To treat rheumatic pathology that has developed as part of HIV infection, the same medications are used as in HIV-negative patients. Among non-steroidal anti-inflammatory drugs, indomethacin is the drug of choice. In vitro studies have shown the ability of this drug to suppress HIV replication by 50%. Hydroxychloroquine has been successfully used for HIV-associated arthropathy. It is noteworthy that this drug, prescribed at a dose of 800 mg/day, was comparable in antiretroviral activity to zidovudine. The prescription of methotrexate, previously considered absolutely contraindicated, may be justified in patients with psoriasis and psoriatic arthritis developed as part of HIV infection, but this requires careful monitoring viral load and CD4+ cell counts. Development severe forms systemic vasculitis with damage to vital organs (lungs, kidneys, brain), as well as active SLE and polymyositis, is an indication for the prescription of glucocorticoids, possibly in combination with cytostatics with mandatory monitoring of the severity of immunosuppression.
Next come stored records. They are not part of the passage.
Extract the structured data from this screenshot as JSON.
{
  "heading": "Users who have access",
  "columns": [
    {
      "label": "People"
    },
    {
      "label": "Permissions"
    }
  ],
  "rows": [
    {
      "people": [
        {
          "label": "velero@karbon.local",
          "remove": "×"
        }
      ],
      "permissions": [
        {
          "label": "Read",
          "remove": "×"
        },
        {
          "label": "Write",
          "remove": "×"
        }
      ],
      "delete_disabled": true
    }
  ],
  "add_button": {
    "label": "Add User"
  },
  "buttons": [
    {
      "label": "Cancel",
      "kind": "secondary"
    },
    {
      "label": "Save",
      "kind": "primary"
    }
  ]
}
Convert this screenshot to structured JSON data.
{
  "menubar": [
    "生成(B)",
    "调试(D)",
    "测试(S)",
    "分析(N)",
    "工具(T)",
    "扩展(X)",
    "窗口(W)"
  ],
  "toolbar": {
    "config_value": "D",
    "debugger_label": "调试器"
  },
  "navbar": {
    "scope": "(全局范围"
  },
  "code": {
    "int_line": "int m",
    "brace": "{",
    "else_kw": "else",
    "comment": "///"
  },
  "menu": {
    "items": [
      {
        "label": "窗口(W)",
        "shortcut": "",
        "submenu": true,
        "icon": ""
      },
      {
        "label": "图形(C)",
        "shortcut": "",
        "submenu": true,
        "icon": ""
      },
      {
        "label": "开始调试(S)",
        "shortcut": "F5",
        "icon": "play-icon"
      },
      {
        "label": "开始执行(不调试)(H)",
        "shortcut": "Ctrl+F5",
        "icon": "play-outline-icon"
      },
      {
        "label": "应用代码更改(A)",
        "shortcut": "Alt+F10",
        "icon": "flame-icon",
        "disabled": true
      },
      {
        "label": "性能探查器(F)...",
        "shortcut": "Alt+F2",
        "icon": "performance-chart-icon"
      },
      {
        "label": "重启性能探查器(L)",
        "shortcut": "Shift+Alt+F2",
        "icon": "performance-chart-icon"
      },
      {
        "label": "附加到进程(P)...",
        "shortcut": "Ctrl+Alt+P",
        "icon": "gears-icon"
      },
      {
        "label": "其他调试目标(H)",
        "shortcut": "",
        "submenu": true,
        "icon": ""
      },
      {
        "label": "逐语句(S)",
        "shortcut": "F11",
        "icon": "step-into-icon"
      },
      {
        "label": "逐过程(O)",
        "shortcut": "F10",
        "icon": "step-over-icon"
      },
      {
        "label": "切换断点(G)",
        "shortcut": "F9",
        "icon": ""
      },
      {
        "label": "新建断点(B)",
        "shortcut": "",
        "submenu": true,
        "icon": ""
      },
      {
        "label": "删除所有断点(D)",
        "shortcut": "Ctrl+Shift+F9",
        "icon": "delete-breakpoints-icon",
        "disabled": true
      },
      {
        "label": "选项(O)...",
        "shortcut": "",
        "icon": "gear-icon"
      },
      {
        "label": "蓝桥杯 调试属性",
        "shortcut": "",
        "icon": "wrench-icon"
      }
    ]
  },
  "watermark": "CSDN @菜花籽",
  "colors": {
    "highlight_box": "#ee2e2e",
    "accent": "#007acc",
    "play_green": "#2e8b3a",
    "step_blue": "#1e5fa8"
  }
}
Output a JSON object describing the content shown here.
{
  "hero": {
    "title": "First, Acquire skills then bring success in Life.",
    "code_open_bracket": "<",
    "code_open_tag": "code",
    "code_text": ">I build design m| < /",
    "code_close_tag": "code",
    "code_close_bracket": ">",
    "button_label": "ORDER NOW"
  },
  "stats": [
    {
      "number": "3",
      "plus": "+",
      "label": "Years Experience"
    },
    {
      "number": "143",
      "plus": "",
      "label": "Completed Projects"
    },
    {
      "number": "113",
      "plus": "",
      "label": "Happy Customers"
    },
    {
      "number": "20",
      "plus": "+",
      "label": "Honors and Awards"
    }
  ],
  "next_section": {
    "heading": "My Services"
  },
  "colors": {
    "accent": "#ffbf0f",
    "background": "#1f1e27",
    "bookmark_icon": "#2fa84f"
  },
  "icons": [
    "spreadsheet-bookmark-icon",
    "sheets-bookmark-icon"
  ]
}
Currently, experience is accumulating in the use of biological agents (primarily TNF-a-blockers) for the treatment of rheumatic pathology as part of HIV infection. There are reports indicating the effectiveness and fairly good tolerability of etanercept, infliximab and abatacept in RA, reactive and psoriatic arthritis, widespread psoriasis and Crohn's disease in combination with HIV infection. However, in some cases, drugs had to be discontinued due to the development of intercurrent infection. Most authors consider it necessary to continue research in this area in order to develop clearer indications for the use of the above drugs and methods for monitoring treatment in this category of patients.
Thus, the high incidence of the disease wide range symptoms, changing clinical picture under the influence of HAART, expanding possibilities for the use of antirheumatic drugs medicines(including biological agents) - all this indicates the high importance of the problem of HIV infection in modern rheumatology. A rheumatologist must have up-to-date information about various aspects of HIV infection and constantly maintain a high index of alertness in relation to this terrible disease.